We are have started with the 10% water changes daily and will continue until we feel comfortable with the test results and in line with what you mentioned about stress hormones etc.
I have also fed them a little extra today and every scrap has gone! Aside from the daphnia etc that I already have, can you recommend a quality feed for the whole crew? No offence to Wilko but I'm not confident the flakes are the best quality.
Absolutely loved your story too, and sorry I've not been able to reply before now.
Well done on doing as much research as you can (well-timed leave!) - deciphering the good .v. poor info sources on the internet can be difficult, though, but forums such as these plus the site's Articles and Caresheets sections, and Seriously Fish's species profiles are good sources - it gives up-to-date info on temperature ranges and the other requirements for each.
One factor to bear in mind, with existing and any potential additional fish you might consider, is that fish generally eat any fish that might fit in its mouth.
Make sure that you have tests for ammonia, nitrite and nitrate, at the very least - it seems that you do but the ammonia test strips are difficult to read and liquid-based tests are more accurate, so something to bear in mind either once your current batch runs out (or you might prefer to get the ammonia test in liquid format now during this crucial phase when a potential cycle or partial cycle may be underway, then use the test strips afterwards for weekly monitoring once the crucial stage has passed). For water hardness, in terms of choosing potential additional/future fish once this crucial phase has passed, your water/utility company's website will give a more accurate indicator for that than the test strips - usually in CaCO3 or German degrees hardness for your postcode - and we can then advise further on suitable potential stock.

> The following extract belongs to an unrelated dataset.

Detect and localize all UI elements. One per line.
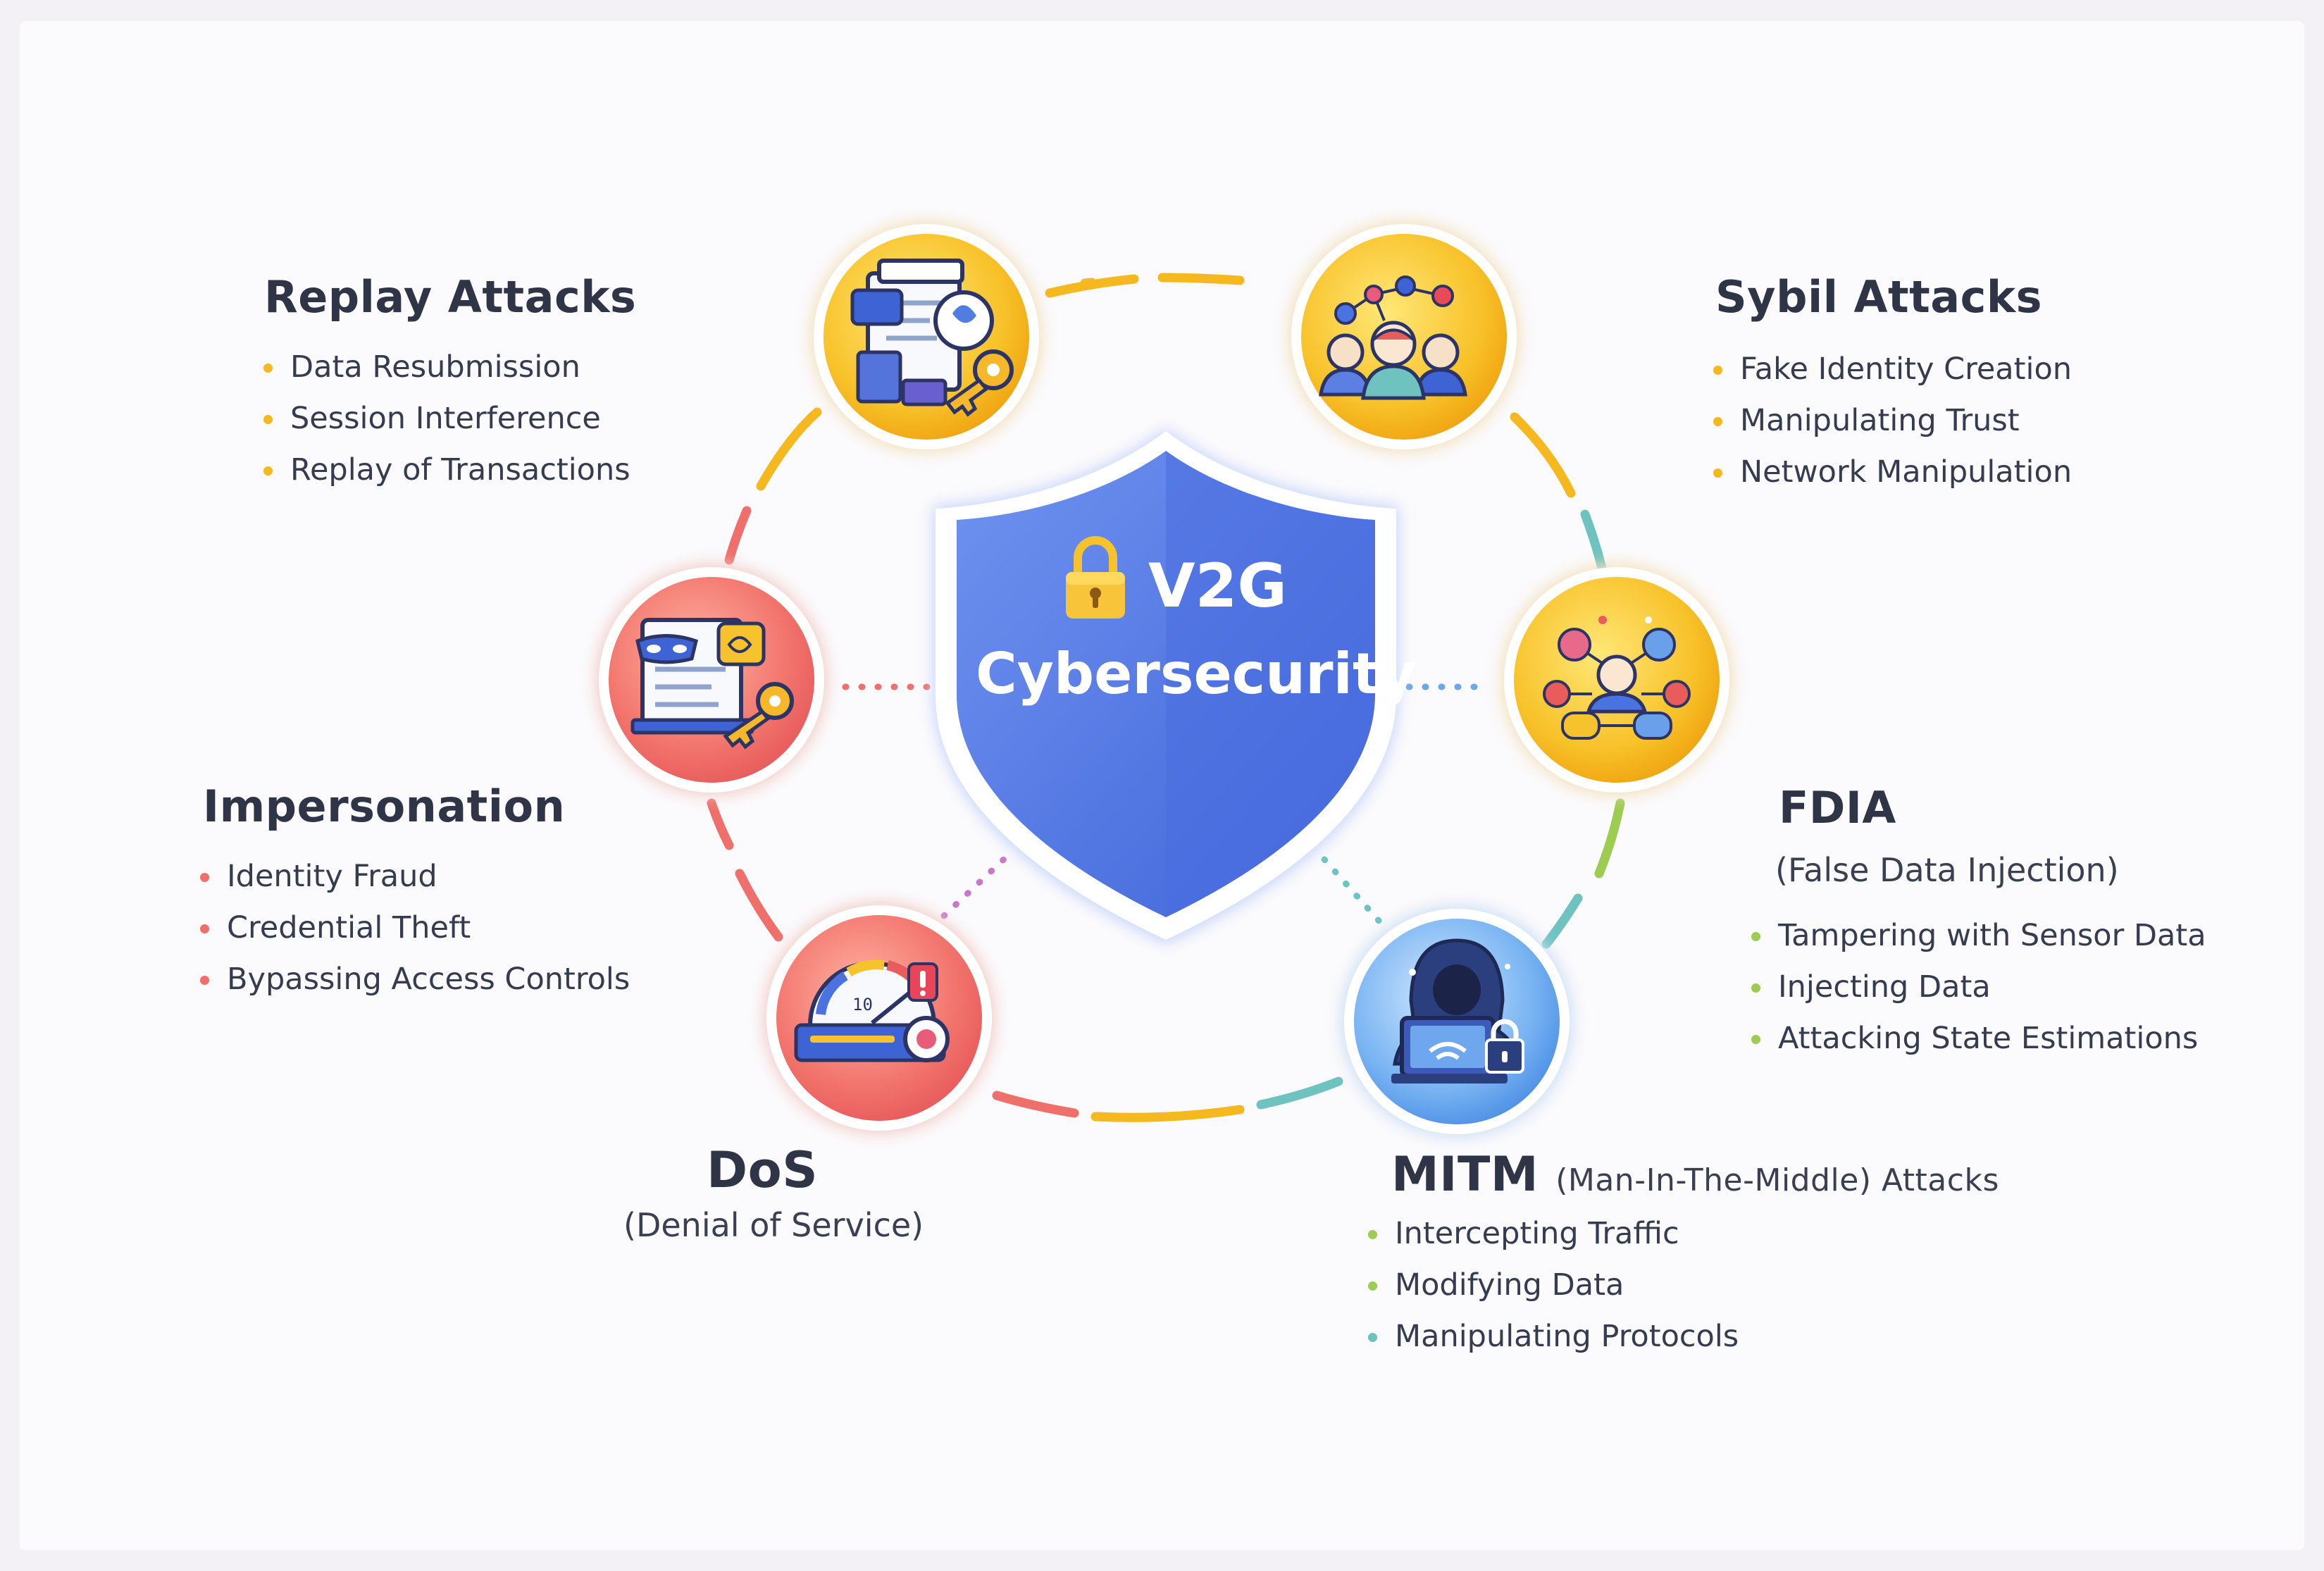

It is very easy to get into a fluster in fishkeeping, even among the most conscientious of us (and regardless of years of experience in fishkeeping) - so I can totally empathise. The key is to keep water quality in optimum condition - ammonia and nitrite at 0, and nitrates at no more than 20 ppm above whatever the nitrate reading is for your tap water. Change ~10% daily for the next few weeks - even if water is optimum quality each day, this helps dilute other things such as stress hormones that standard test kits can't measure for - but more if any of ammonia/nitrite/nitrates is above the aforementioned levels. If water has remained at optimum levels throughout this time, it's likely that the fishtank is/was fine/cycled rather than going through a full-blown cycle, but it may take ~6 weeks of continued monitoring and water changes if water quality is continuing to fluctuate and it is going through a full-blown cycle.
As for the damaged dorsal fin, a fish can adapt to this - my goldfish (RIP) lived for a further 12 years following getting stuck in an ornament and damaging his dorsal fin which healed with a distortion. You could increase feeding to two pinches per day as the fish are likely hungry juveniles, but keep monitoring water quality as described. A good way to think of the filter is as the fishes' life-support machine so, yes - always have it on 24/7 (switch off during cleaning but don't forget to switch it back on immediately after this and tank re-filled with water).
All the best, and I think you'll make great fish "parents", having this right approach. :)
I am a newbie too so I can’t really offer any advice but just wanted to say I love your story! Goodness knows what would happened to the poor things if you hadn’t stepped in. I would just say don’t feel embarrassed about making mistakes - I think I have made plenty, you are trying to do the right thing which is a lot more than most and it’s a steep but enjoyable learning curve.